This is a multi-gpu PyTorch implementation of the paper Analyzing and Improving the Training Dynamics of Diffusion Models:
@article{karras2023analyzing,
title={Analyzing and Improving the Training Dynamics of Diffusion Models},
author={Karras, Tero and Aittala, Miika and Lehtinen, Jaakko and Hellsten, Janne and Aila, Timo and Laine, Samuli},
journal={arXiv preprint arXiv:2312.02696},
year={2023}
}❗ This repo only contains configs and experiments on small or medium scale datasets such as CIFAR-10/100 and Tiny-ImageNet. Full re-implementation on ImageNet-1k would be extremely expensive.
🔥 This repo contains implementations of Config C, Config E and the final Config G models. You can compare block[C/E/G].py and unet[C/E/G].py against each other to learn about the improvements proposed by the authors. 😄
In addition to PyTorch environments, please install:
conda install pyyaml
pip install ema-pytorch tensorboardUse 4 GPUs to train unconditional Config C/E/G models on the CIFAR-100 dataset:
torchrun --nproc_per_node=4
train.py --config config/cifar100/C.yaml --use_amp
train.py --config config/cifar100/E.yaml --use_amp
train.py --config config/cifar100/G.yaml --use_ampTo generate 50000 images with different checkpoints, for example, run:
torchrun --nproc_per_node=4
sample.py --config config/cifar100/C.yaml --use_amp --epoch 1000
sample.py --config config/cifar100/E.yaml --use_amp --epoch 1600
sample.py --config config/cifar100/G.yaml --use_amp --epoch 1999- Config C shows consistent improvements over the original EDM. The main contribution is from the multi-task weighting.

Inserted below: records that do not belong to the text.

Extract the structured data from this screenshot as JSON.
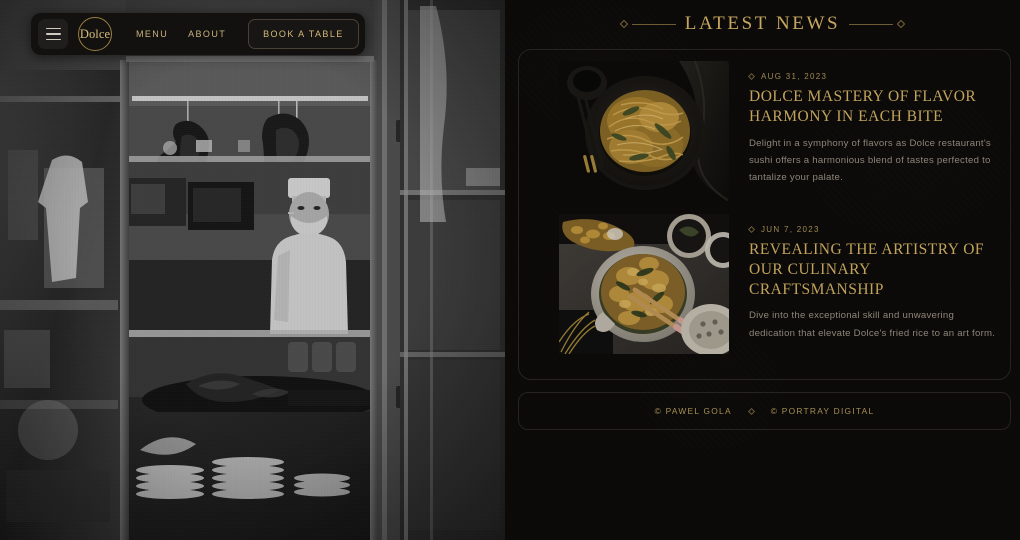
{
  "navbar": {
    "menu_icon": "hamburger-icon",
    "logo_text": "Dolce",
    "links": [
      {
        "label": "MENU"
      },
      {
        "label": "ABOUT"
      }
    ],
    "cta_label": "BOOK A TABLE"
  },
  "hero": {
    "alt": "black and white photograph of a chef in a restaurant kitchen window with hanging roast ducks and stacked plates"
  },
  "news": {
    "section_title": "LATEST NEWS",
    "articles": [
      {
        "date": "AUG 31, 2023",
        "title": "DOLCE MASTERY OF FLAVOR HARMONY IN EACH BITE",
        "excerpt": "Delight in a symphony of flavors as Dolce restaurant's sushi offers a harmonious blend of tastes perfected to tantalize your palate.",
        "image_alt": "overhead shot of stir-fried noodles on a dark plate with chopsticks"
      },
      {
        "date": "JUN 7, 2023",
        "title": "REVEALING THE ARTISTRY OF OUR CULINARY CRAFTSMANSHIP",
        "excerpt": "Dive into the exceptional skill and unwavering dedication that elevate Dolce's fried rice to an art form.",
        "image_alt": "overhead shot of a bowl of fried rice with chopsticks and side dishes"
      }
    ]
  },
  "footer": {
    "credits": [
      {
        "label": "© PAWEL GOLA"
      },
      {
        "label": "© PORTRAY DIGITAL"
      }
    ]
  },
  "colors": {
    "gold": "#c6a75f",
    "gold_dim": "#a78f53",
    "body_text": "#8e8578",
    "background": "#0b0a09",
    "border": "#262320"
  }
}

- Config E could perform better than Config C, but the convergence is significantly slower (see the epoch counts below).
- Config G seems to favor latent-space modeling, and it's inferior to Config E on pixel-space generation.
- Post-hoc EMA (and the power function EMA) tends to favor longer training durations. For small-sized datasets like CIFAR, it won't help much.
We report Config C and Config E results on CIFAR-10, CIFAR-100, and Tiny-ImageNet datasets.
| Config | Model | Network size | Best FID (18 steps) | Best linear probe acc. |
|---|---|---|---|---|
| cifar10/C.yaml | Uncond. EDM2C | 39.5M | 3.03 @ epoch 1000 | 91.85 @ epoch 500 |
| cifar10/E.yaml | Uncond. EDM2E | 39.5M | 2.72 @ epoch 2000 | 93.46 @ epoch 1000 |
| cifar100/C.yaml | Uncond. EDM2C | 39.5M | 5.06 @ epoch 1000 | 65.40 @ epoch 500 |
| cifar100/E.yaml | Uncond. EDM2E | 39.5M | 4.33 @ epoch 2000 | 69.04 @ epoch 1100 |
| tinyimagenet/C.yaml | Uncond. EDM2C | 62.4M | 15.96 @ epoch 1600* | 50.99 @ epoch 600 |
| tinyimagenet/E.yaml | Uncond. EDM2E | 62.4M | 16.79 @ epoch 1500* | 52.07 @ epoch 1400 |
*Note: Unfinished training (due to high computational cost). The FID has not saturated, and keep training can lead to lower FIDs.